Breaking with the traditional “literary magazine” model, every student in the class participates and is published. SPI teams have produced more than 100 student publications, including the annual Killing the Sky anthology of oral histories written by young Rikers Island inmates at the prison’s Horizon Academy; Turning the (Periodic) Table: Chemistry Regents Review Raps, by students at NYC Lab School; and This Is Where I Need to Be, an oral history compilation by Muslim students in New York City schools. This year, SPI has been working closely with New York City’s District 79—a non-geographical entity that serves recent immigrants and students seeking high school equivalency degrees—to create a publication of oral histories by English language learners (see story on page 20).
“Publishing has always been part of my teaching,” says Gordon, who taught high school in Manhattan for seven years after earning his TC degree. “And by that I mean publishing in the broad sense—not just a book, but a process that connects writers with an audience.”
The books that students produce through SPI are beautiful paperback volumes that, in addition to being distributed to general interest readers, are used in other classrooms in schools across New York City and elsewhere as teachable texts. But Gordon emphasizes that these anthologies are ultimately a means to an end.
“The books are just a tool to drive the processes that I think are most valuable,” he says. “It could be a book, a play, a stump speech given at a cardboard podium. Ultimately it’s about connecting with audiences and how that contributes to students’ understanding of communication. It’s wonderful, because kids who wouldn’t normally consider revising something they’ve written do it over and over again because they realize, ‘Whoah, this is going out there.’ I’ve had heated arguments with students about a seraph font on the title page, and that’s so wonderful. They’re truly invested in what they’re creating, and that’s rare in a school environment.”
The most difficult challenge he faces, Gordon says, is raising money to do the work. “It can be tough convincing people that this can be the curriculum, and not just an add-on to the curriculum. People seem to think creative work is the reward after the real work has been done. But we’re saying, combine creative thinking with rigorous academic work, and that becomes the curriculum, in ways that not only meet but surpass all the testing standards.”
Gordon, too, becomes personally invested in all of the SPI projects, but perhaps most of all in the anthologies produced by students at Horizon Academy, the high school for prisoners on Rikers Island.

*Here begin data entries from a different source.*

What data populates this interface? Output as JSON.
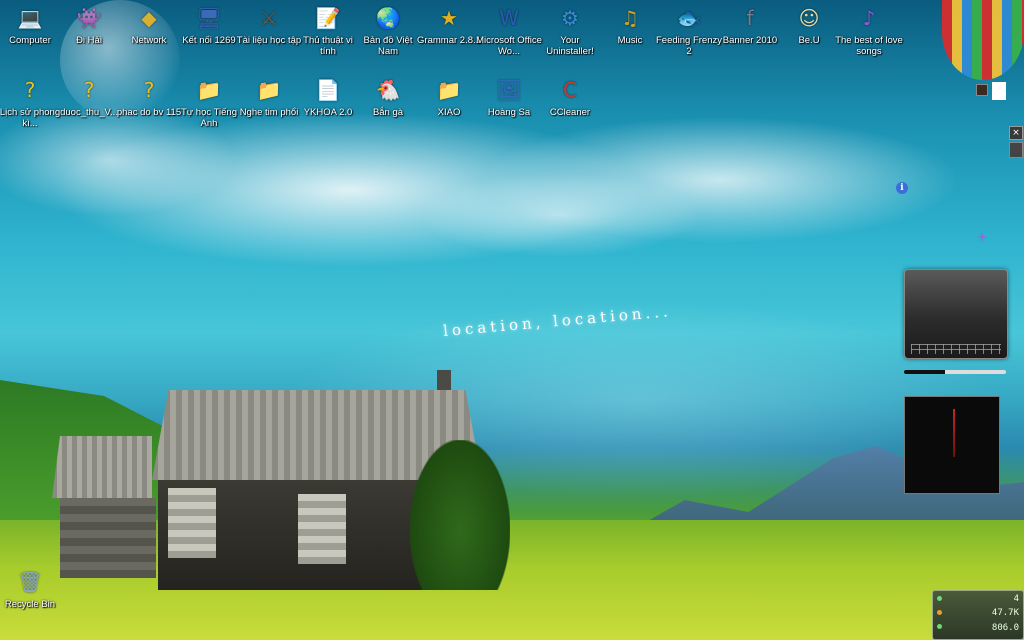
{
  "desktop": {
    "wallpaper_text": "location, location..."
  },
  "icons": [
    {
      "name": "computer",
      "label": "Computer",
      "glyph": "💻",
      "color": "#8a7a5a"
    },
    {
      "name": "di-hai",
      "label": "Đi Hải",
      "glyph": "👾",
      "color": "#c24a2a"
    },
    {
      "name": "network",
      "label": "Network",
      "glyph": "◆",
      "color": "#d8b030"
    },
    {
      "name": "ket-noi",
      "label": "Kết nối 1269",
      "glyph": "🖥",
      "color": "#3a6ab8"
    },
    {
      "name": "tai-lieu",
      "label": "Tài liệu học tập",
      "glyph": "⚔",
      "color": "#6a5a4a"
    },
    {
      "name": "thu-thuat",
      "label": "Thủ thuật vi tính",
      "glyph": "📝",
      "color": "#c87a3a"
    },
    {
      "name": "ban-do",
      "label": "Bản đồ Việt Nam",
      "glyph": "🌏",
      "color": "#e09030"
    },
    {
      "name": "grammar",
      "label": "Grammar 2.8.1",
      "glyph": "★",
      "color": "#e0b020"
    },
    {
      "name": "office",
      "label": "Microsoft Office Wo...",
      "glyph": "W",
      "color": "#2a5ab0"
    },
    {
      "name": "uninstaller",
      "label": "Your Uninstaller!",
      "glyph": "⚙",
      "color": "#3a8ad8"
    },
    {
      "name": "music",
      "label": "Music",
      "glyph": "♫",
      "color": "#c8a030"
    },
    {
      "name": "feeding-frenzy",
      "label": "Feeding Frenzy 2",
      "glyph": "🐟",
      "color": "#2a8ac0"
    },
    {
      "name": "banner",
      "label": "Banner 2010",
      "glyph": "f",
      "color": "#7a7a8a"
    },
    {
      "name": "beu",
      "label": "Be.U",
      "glyph": "☺",
      "color": "#e8d8a0"
    },
    {
      "name": "love-songs",
      "label": "The best of love songs",
      "glyph": "♪",
      "color": "#8a5ad8"
    },
    {
      "name": "lich-su",
      "label": "Lịch sử phong kì...",
      "glyph": "?",
      "color": "#e8c020"
    },
    {
      "name": "duoc-thu",
      "label": "duoc_thu_V...",
      "glyph": "?",
      "color": "#e8c020"
    },
    {
      "name": "phac-do",
      "label": "phac do bv 115",
      "glyph": "?",
      "color": "#e8c020"
    },
    {
      "name": "tu-hoc",
      "label": "Tự học Tiếng Anh",
      "glyph": "📁",
      "color": "#e8c040"
    },
    {
      "name": "nghe-tim",
      "label": "Nghe tim phổi",
      "glyph": "📁",
      "color": "#e8c040"
    },
    {
      "name": "ykhoa",
      "label": "YKHOA 2.0",
      "glyph": "📄",
      "color": "#d8d8d8"
    },
    {
      "name": "ban-ga",
      "label": "Bắn gà",
      "glyph": "🐔",
      "color": "#3a7a3a"
    },
    {
      "name": "xiao",
      "label": "XIAO",
      "glyph": "📁",
      "color": "#e8c040"
    },
    {
      "name": "hoang-sa",
      "label": "Hoàng Sa",
      "glyph": "🖼",
      "color": "#3a6ac8"
    },
    {
      "name": "ccleaner",
      "label": "CCleaner",
      "glyph": "C",
      "color": "#c83a2a"
    },
    {
      "name": "recycle-bin",
      "label": "Recycle Bin",
      "glyph": "🗑",
      "color": "#8aa8c8"
    }
  ],
  "gadgets": {
    "close_glyph": "×",
    "info_glyph": "i",
    "plus_glyph": "+"
  },
  "sys_meter": {
    "line1": "4",
    "line2": "47.7K",
    "line3": "806.0"
  }
}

“The Rikers work has always felt closest to my heart,” he says. “Almost every single student we’ve worked with there has dropped out of high school and then, once arrested, decided to come back. Most, if you asked them to point to a positive learning experience, couldn’t tell you one past second grade. And not to sound cheesy, but when we do the readings, seeing these guys standing at a podium, reading original writing to a packed auditorium—something that many of them claim to be the proudest moment of their whole lives—it’s thrilling.”
Rikers is a holding facility for inmates awaiting trial, and thus many of those who work with SPI subsequently are sent to prison for years.

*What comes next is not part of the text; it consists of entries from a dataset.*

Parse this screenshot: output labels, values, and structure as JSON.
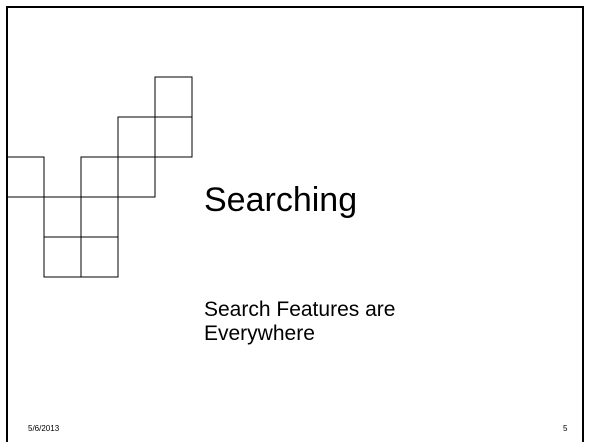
{
  "slide": {
    "title": "Searching",
    "subtitle_line1": "Search Features are",
    "subtitle_line2": "Everywhere",
    "date": "5/6/2013",
    "page_number": "5"
  },
  "colors": {
    "background": "#ffffff",
    "line": "#000000",
    "text": "#000000"
  }
}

“It’s always a terrible reminder of the challenges and limitations of what we’re working with, but I feel we give these guys something positive to hold on to, no matter what choices they make afterwards,” Gordon says.
In March 2010, Gordon and SPI completed an anthology with inmates at a maximum security prison in Minnesota.

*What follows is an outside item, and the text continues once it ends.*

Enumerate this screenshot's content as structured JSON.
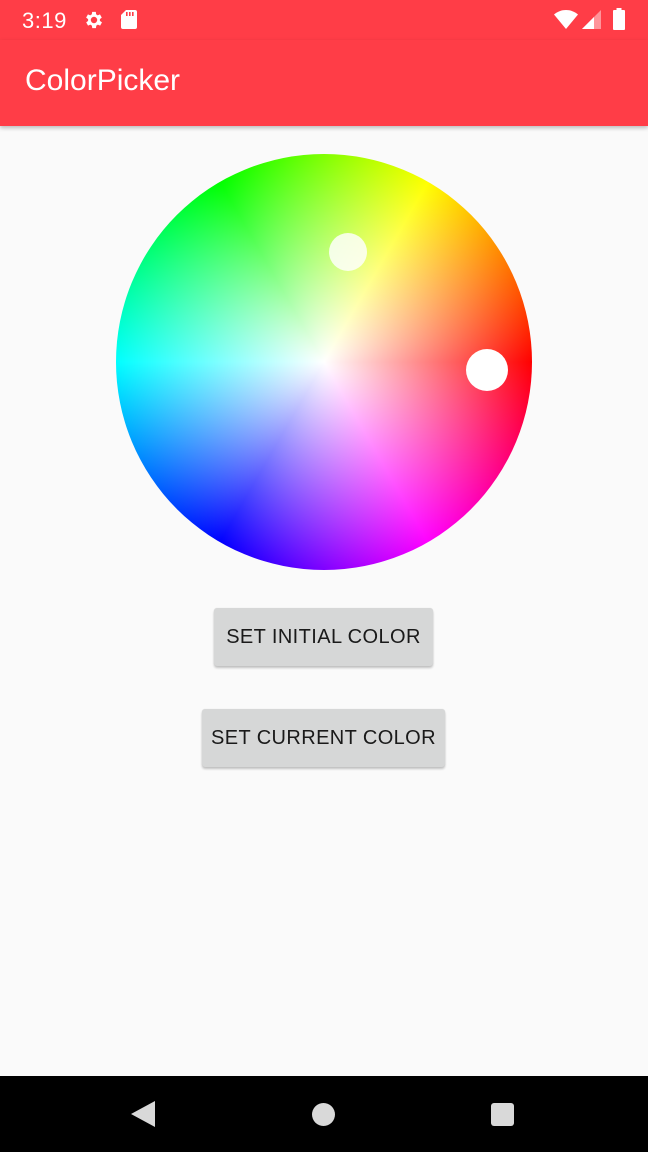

“Most of the class were lifers, and they were writing letters to their younger selves,” Gordon says. “It was unbelievable. They very much had in mind younger guys in similar situations, on the verge of making decisions that could determine the rest of their lives.” The prisoners’ despair was mitigated, at least a little bit, by the knowledge that the anthology will be used in high schools.
“They know we get letters back from people, written to them,” Gordon says. “The books, at least, have a rich life after we publish them.”